Il évoquait les messes noires, les femmes au corps dénudé servant d'autel, la « compagnie charnelle » et les scènes de débauche qui accompagnaient ces cérémonies diaboliques, leur moment le plus intense, quand les femmes se livraient aux prêtres qui invoquaient le diable.

Puis, d'une voix étranglée, il me parlait tout à coup des enfants abandonnés qui disparaissaient, des femmes qui vendaient leurs nouveau-nés ou les foetus dont les faiseuses d'anges les avaient délivrées.

Je me souviens qu'à Paris, au mois de septembre 1676, des femmes s'étaient rassemblées dans les rues, criant qu'on enlevait les enfants pour les égorger. J'avais cru qu'il s'agissait d'une de ces rumeurs qui soulèvent le peuple mais qui n'ont aucun fondement, sinon la peur. Or Nicolas Gabriel de La Reynie me confiait que des mères donnaient bel et bien « leurs enfants au diable », ou bien on les leur arrachait à cette fin.

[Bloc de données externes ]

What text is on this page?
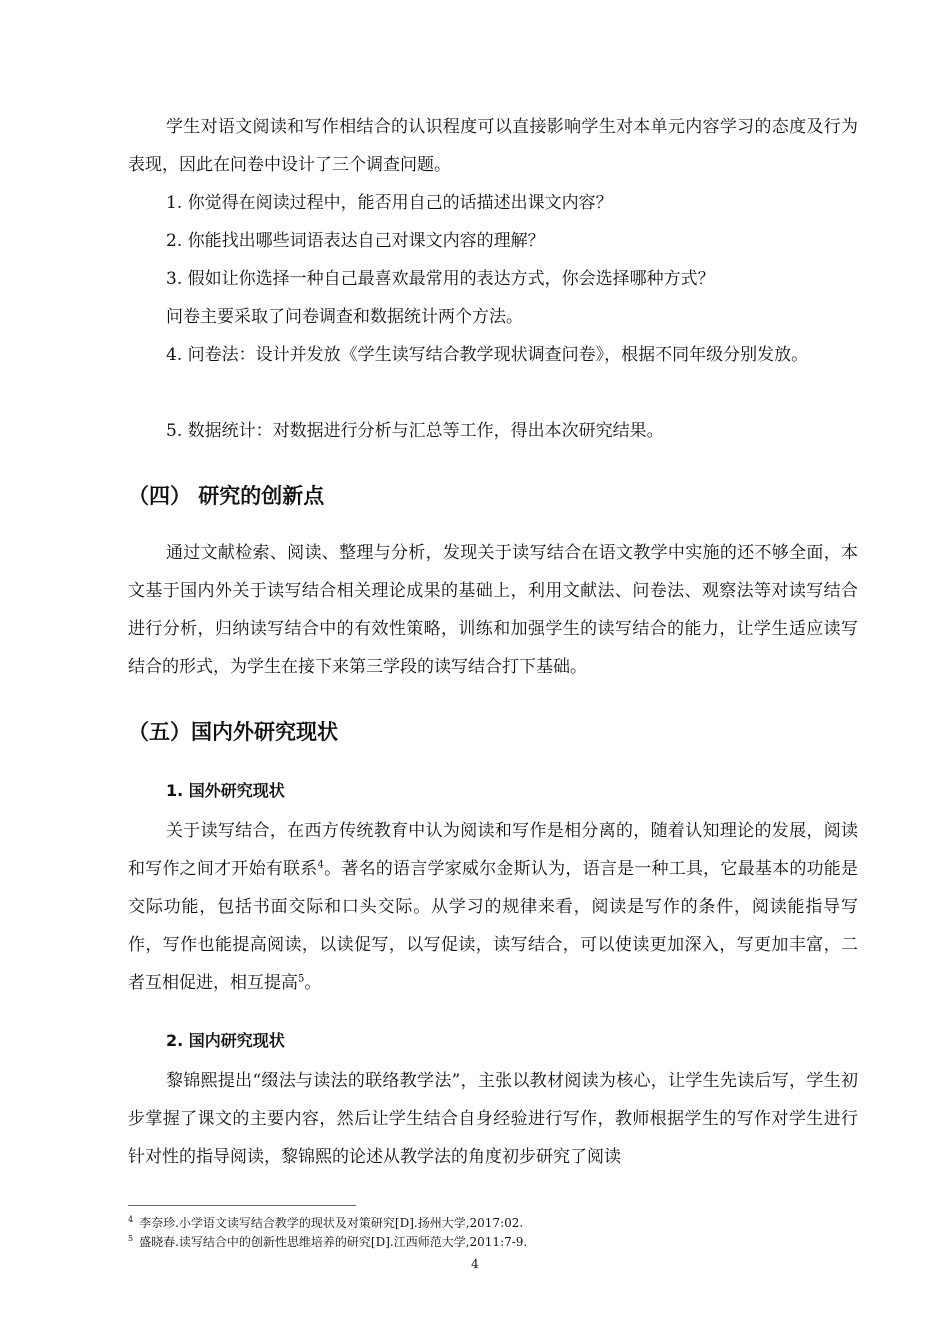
学生对语文阅读和写作相结合的认识程度可以直接影响学生对本单元内容学习的态度及行为表现，因此在问卷中设计了三个调查问题。

1. 你觉得在阅读过程中，能否用自己的话描述出课文内容？

2. 你能找出哪些词语表达自己对课文内容的理解？

3. 假如让你选择一种自己最喜欢最常用的表达方式，你会选择哪种方式？

问卷主要采取了问卷调查和数据统计两个方法。

4. 问卷法：设计并发放《学生读写结合教学现状调查问卷》，根据不同年级分别发放。

5. 数据统计：对数据进行分析与汇总等工作，得出本次研究结果。

（四） 研究的创新点

通过文献检索、阅读、整理与分析，发现关于读写结合在语文教学中实施的还不够全面，本文基于国内外关于读写结合相关理论成果的基础上，利用文献法、问卷法、观察法等对读写结合进行分析，归纳读写结合中的有效性策略，训练和加强学生的读写结合的能力，让学生适应读写结合的形式，为学生在接下来第三学段的读写结合打下基础。

（五）国内外研究现状
1. 国外研究现状

关于读写结合，在西方传统教育中认为阅读和写作是相分离的，随着认知理论的发展，阅读和写作之间才开始有联系$^4$。著名的语言学家威尔金斯认为，语言是一种工具，它最基本的功能是交际功能，包括书面交际和口头交际。从学习的规律来看，阅读是写作的条件，阅读能指导写作，写作也能提高阅读，以读促写，以写促读，读写结合，可以使读更加深入，写更加丰富，二者互相促进，相互提高$^5$。

2. 国内研究现状

黎锦熙提出“缀法与读法的联络教学法”，主张以教材阅读为核心，让学生先读后写，学生初步掌握了课文的主要内容，然后让学生结合自身经验进行写作，教师根据学生的写作对学生进行针对性的指导阅读，黎锦熙的论述从教学法的角度初步研究了阅读

$^4$ 李奈珍.小学语文读写结合教学的现状及对策研究[D].扬州大学,2017:02.

$^5$ 盛晓春.读写结合中的创新性思维培养的研究[D].江西师范大学,2011:7-9.

4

Un prêtre, Guibourg, avait ainsi sacrifié au cours de messes noires quatre des sept enfants qu'il avait eus d'une pauvre femme, pour arroser de leur sang l'hostie ainsi consacrée et qu'il dédiait aux divinités de l'amour. Et ce pour favoriser les désirs d'une femme dont jamais Nicolas Gabriel de La Reynie n'avait prononcé le nom.